Hive中排序和聚集

本文轉載自查看原文 2015-08-17 14:21 5042 Hive

//五種子句是有嚴格順序的：
where → group by → having → order by → limit

//where和having的區別:
//where是先過濾再分組(對原始數據過濾),where限定聚合函數
hive> select count(*),age from tea where id>18 group by age;

//having是先分組再過濾(對每個組進行過濾,having后只能跟select中已有的列)
hive> select age,count(*) c from tea group by age having c>2;

//group by后面沒有的列,select后面也絕不能有(聚合函數除外)
hive> select ip,sum(load) as c from logs  group by ip sort by c desc limit 5;

//distinct關鍵字返回唯一不同的值(返回age和id均不相同的記錄)
hive> select distinct age,id from tea;

//hive只支持Union All,不支持Union
//hive的Union All相對sql有所不同,要求列的數量相同,並且對應的列名也相同,但不要求類的類型相同(可能是存在隱式轉換吧)
select name,age from tea where id<80
union all
select name,age from stu where age>18;

Order By特性：

對數據進行全局排序，只有一個reducer task，效率低下。
與mysql中 order by區別在於：在 strict 模式下，必須指定 limit，否則執行會報錯

• 使用命令set hive.mapred.mode; 查詢當前模式 • 使用命令set hive.mapred.mode=strick; 設置當前模式

hive> select * from logs where date='2015-01-02' order by te; FAILED: SemanticException 1:52 In strict mode, if ORDER BY is specified, LIMIT must also be specified.
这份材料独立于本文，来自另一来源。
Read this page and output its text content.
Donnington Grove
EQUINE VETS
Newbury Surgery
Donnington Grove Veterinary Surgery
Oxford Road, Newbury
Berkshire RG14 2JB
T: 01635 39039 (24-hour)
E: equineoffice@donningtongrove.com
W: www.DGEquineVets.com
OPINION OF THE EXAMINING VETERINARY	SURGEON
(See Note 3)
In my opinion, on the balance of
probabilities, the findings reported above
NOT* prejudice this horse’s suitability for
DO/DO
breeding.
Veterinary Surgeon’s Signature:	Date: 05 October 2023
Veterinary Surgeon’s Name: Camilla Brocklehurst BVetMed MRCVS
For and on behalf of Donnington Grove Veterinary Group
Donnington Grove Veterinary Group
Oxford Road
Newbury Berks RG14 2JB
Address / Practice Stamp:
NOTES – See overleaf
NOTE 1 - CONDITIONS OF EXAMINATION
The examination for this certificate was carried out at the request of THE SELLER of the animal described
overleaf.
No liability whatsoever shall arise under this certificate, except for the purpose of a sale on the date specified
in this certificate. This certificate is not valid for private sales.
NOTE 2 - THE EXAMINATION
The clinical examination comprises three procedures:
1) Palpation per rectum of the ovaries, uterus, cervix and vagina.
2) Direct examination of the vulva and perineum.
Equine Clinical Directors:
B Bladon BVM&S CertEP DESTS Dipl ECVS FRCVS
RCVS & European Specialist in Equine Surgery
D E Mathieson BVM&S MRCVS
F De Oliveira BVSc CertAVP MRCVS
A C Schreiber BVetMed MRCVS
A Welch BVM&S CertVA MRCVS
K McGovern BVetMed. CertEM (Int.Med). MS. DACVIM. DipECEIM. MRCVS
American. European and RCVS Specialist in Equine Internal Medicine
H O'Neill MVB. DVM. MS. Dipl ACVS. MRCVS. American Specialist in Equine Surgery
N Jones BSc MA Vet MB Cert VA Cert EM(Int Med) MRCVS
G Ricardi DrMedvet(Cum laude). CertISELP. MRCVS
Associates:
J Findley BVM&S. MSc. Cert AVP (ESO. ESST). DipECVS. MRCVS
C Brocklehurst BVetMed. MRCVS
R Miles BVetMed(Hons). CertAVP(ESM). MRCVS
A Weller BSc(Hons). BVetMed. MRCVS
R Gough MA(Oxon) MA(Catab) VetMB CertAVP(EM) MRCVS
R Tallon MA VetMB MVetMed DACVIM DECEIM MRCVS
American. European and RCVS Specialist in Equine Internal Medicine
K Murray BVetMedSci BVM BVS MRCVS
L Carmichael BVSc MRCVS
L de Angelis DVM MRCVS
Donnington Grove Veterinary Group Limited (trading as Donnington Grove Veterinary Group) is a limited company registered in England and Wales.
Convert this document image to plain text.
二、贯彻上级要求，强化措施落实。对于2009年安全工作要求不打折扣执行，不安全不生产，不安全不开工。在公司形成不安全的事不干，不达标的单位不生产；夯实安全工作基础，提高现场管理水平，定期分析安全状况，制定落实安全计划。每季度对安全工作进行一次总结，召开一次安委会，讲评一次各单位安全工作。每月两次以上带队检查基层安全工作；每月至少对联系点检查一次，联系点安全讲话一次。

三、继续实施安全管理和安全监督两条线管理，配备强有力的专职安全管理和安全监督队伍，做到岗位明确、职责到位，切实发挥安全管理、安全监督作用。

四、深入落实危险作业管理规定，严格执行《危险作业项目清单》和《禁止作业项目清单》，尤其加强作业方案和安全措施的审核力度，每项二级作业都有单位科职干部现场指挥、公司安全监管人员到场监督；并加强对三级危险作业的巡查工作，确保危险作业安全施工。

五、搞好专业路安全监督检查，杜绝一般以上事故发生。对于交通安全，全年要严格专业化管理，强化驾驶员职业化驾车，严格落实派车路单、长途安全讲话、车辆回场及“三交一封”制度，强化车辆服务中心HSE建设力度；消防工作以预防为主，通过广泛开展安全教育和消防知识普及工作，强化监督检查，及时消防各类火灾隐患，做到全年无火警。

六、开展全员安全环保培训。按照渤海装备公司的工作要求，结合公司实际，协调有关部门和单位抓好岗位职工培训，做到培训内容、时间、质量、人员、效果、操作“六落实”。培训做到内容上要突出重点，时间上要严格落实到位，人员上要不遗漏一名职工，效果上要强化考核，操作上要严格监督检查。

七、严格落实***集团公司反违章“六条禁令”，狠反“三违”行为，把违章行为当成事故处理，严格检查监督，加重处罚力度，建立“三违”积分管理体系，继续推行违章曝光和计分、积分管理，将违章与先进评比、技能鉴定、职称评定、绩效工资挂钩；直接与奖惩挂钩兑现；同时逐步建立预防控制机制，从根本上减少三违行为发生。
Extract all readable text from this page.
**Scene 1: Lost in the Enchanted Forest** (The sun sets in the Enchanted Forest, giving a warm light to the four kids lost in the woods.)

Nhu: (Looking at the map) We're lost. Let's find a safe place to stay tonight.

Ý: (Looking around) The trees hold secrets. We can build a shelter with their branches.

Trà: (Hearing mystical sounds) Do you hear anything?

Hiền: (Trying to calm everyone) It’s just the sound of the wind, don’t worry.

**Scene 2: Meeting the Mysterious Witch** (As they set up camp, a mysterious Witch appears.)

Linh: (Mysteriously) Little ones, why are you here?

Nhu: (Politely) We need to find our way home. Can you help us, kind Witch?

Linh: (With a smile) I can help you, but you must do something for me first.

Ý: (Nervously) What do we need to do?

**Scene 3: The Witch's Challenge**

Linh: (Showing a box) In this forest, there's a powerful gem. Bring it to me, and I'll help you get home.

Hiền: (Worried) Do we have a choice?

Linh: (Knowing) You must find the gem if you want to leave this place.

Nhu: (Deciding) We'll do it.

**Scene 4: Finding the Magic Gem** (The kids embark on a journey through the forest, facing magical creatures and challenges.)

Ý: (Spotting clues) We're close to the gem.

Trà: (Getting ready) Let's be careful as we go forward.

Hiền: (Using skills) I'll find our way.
Error encountered near token 'te'

對於分區表，還必須顯示指定分區字段查詢

hive> select * from logs order by te limit 5; FAILED: SemanticException [Error 10041]: No partition predicate found for Alias "logs" Table "logs"

Sort BY特性：

可以有多個Reduce Task（以DISTRIBUTE BY后字段的個數為准）。也可以手工指定：set mapred.reduce.tasks=4;
每個Reduce Task 內部數據有序，但全局無序

set mapred.reduce.tasks = 2; insert overwrite local directory '/root/hive/b'
    select * from logs sort by te;

上述查詢語句，將結果保存在本地磁盤 /root/hive/b ，此目錄下產生2個結果文件：000000_0 + 000001_0 。每個文件中依據te字段排序。

Distribute by特性：

按照指定的字段對數據進行划分到不同的輸出 reduce 文件中
distribute by相當於MR 中的paritioner，默認是基於hash 實現的
distribute by通常與Sort by連用

set mapred.reduce.tasks = 2; insert overwrite local directory '/root/hive/b'
    select * from logs distribute by date sort by te;

Cluster By特性：

如果 Sort By 和 Distribute By 中所有的列相同，可以縮寫為Cluster By以便同時指定兩者所使用的列。
注意被cluster by指定的列只能是降序，不能指定asc和desc。一般用於桶表

set mapred.reduce.tasks = 2; insert overwrite local directory '/root/hive/b'
    select * from logs cluster by date;

免責聲明！

本站轉載的文章為個人學習借鑒使用，本站對版權不負任何法律責任。如果侵犯了您的隱私權益，請聯系本站郵箱yoyou2525@163.com刪除。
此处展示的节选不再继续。